Astronomers Reveal ‘Orphaned Protostars’

Protostars at Low Extinction in Orion A

A far-infrared dust map of the star formation region in Orion showing protostellar candidates (of various types) with very low extinction using blue and green markers. The background color corresponds to the infrared brightness; the black line represents one survey region. Astronomers have confirmed that ten of these candidate objects are true protostars even though, contrary to expectations, they are not deeply buried within their clouds.

New research from the Harvard-Smithsonian Center for Astrophysics concludes that ten protostellar candidates are indeed protostars even though they are not presently embedded in a cloud.

Stars form as gravity contracts the gas and dust in an interstellar cloud until clumps develop that are dense enough to coalesce into stars. Precisely how this happens, however, is very uncertain, and the processes are hard to study because they occur inside the opaque interiors of these clouds. The number of stars that form from a single clump is not well understood, for example, nor are the stellar masses. In the earliest stages of formation, the so-called protostellar stage, the newborn star is still accreting material from an envelope and is ringed by a circumstellar disk (which can develop into a system of planets). This earliest stage, which occurs when the star is the most heavily obscured, is therefore also the most mysterious.

Infrared observations can penetrate the dust in a stellar womb, at least partially, with the reddest wavelengths being least obscured. Astronomers examining Spitzer Space Telescope infrared images of the Orion star-forming complex discovered 329 protostars in the region, and forty-four of them did not appear to be very red — and hence not deeply embedded, contrary to expectations. CfA astronomers John Lewis and Charlie Lada wondered how that could be.
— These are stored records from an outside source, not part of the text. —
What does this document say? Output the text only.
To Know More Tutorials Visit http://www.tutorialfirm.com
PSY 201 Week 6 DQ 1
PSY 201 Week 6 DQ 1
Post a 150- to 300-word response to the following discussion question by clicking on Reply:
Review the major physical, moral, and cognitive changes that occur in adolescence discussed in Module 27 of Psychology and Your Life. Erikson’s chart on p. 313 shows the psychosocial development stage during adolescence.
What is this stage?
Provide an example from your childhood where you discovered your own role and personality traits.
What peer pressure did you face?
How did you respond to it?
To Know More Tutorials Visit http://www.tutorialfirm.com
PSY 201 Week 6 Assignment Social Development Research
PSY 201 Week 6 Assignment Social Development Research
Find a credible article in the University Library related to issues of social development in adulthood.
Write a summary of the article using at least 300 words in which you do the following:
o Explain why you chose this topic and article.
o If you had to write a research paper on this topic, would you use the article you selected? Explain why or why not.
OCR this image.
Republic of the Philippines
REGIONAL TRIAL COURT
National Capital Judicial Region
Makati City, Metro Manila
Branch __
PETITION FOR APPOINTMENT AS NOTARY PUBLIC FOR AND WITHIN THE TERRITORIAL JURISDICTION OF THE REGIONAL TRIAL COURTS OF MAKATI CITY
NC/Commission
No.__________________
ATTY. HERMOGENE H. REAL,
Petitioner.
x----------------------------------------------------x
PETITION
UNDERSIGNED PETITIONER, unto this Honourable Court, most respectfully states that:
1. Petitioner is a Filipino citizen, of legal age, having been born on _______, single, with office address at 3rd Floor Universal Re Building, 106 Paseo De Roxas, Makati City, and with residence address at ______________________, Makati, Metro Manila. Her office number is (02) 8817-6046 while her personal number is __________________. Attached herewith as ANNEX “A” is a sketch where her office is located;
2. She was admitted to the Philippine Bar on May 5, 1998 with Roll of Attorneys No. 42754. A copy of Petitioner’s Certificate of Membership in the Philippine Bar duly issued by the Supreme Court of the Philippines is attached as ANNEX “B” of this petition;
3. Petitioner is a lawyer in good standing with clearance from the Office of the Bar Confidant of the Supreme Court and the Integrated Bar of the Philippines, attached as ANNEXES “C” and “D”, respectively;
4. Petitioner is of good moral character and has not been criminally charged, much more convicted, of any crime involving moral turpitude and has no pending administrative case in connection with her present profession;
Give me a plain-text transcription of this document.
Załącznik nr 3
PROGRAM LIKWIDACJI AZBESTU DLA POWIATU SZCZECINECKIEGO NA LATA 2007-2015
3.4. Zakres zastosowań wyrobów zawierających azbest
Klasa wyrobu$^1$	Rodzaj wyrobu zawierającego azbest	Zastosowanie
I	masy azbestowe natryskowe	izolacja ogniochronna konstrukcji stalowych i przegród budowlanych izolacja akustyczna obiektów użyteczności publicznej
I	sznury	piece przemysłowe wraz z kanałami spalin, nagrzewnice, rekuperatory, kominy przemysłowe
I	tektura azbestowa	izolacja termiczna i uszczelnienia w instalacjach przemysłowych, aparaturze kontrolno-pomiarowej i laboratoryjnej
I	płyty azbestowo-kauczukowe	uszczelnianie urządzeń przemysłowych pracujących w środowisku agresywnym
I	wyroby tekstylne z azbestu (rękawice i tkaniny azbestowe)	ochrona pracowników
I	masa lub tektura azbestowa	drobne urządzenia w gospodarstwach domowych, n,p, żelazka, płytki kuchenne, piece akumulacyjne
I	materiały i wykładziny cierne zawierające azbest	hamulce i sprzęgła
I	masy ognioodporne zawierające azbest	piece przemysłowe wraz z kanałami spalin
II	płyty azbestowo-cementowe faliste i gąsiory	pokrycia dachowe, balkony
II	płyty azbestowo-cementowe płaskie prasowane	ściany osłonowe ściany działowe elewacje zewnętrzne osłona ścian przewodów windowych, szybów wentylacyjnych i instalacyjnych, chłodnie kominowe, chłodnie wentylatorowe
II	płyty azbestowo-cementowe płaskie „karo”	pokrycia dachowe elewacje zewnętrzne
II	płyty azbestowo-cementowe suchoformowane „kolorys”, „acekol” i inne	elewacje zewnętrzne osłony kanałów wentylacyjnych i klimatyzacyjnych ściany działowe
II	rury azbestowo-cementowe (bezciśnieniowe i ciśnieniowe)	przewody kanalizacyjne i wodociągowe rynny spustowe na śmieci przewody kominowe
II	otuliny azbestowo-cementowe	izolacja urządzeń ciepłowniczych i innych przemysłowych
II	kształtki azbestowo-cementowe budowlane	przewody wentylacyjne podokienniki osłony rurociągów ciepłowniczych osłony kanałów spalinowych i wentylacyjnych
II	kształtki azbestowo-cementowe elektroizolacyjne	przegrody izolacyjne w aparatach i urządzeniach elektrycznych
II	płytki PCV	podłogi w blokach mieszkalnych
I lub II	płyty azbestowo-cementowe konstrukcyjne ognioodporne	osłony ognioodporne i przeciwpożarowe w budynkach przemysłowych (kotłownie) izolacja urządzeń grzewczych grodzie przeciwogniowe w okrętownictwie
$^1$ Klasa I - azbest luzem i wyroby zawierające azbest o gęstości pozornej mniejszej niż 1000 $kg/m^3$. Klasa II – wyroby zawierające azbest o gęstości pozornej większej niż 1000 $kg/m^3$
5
After re-examining the dataset with more stringent criteria, they concluded that only ten were true protostars, with the others being extragalactic objects and nebulous regions with a few unclassified sources. But these ten were still ten more than would be predicted.

The astronomers modeled these ten protostars (including for their analysis a variety of other data) and concluded that indeed they are protostars … and they are not presently embedded in a cloud. The scientists dub them “orphan protostars,” and speculate that they have left their nursery at a young age, perhaps ejected in a gravitational interaction with a more-massive sibling. Alternative possibilities include that they just migrated away, or that somehow they were able to dissipate their immediate surroundings through winds. Additional research will narrow these choices. On the one hand, these new results make the class of protostars even more varied, but on the other hand, they confirm that the general theory is steadily improving even though the range of conditions has increased.

Reference: “Protostars at Low Extinction in Orion A” by John Arban Lewis and Charles J. Lada, 6 July 2016, The Astrophysical Journal.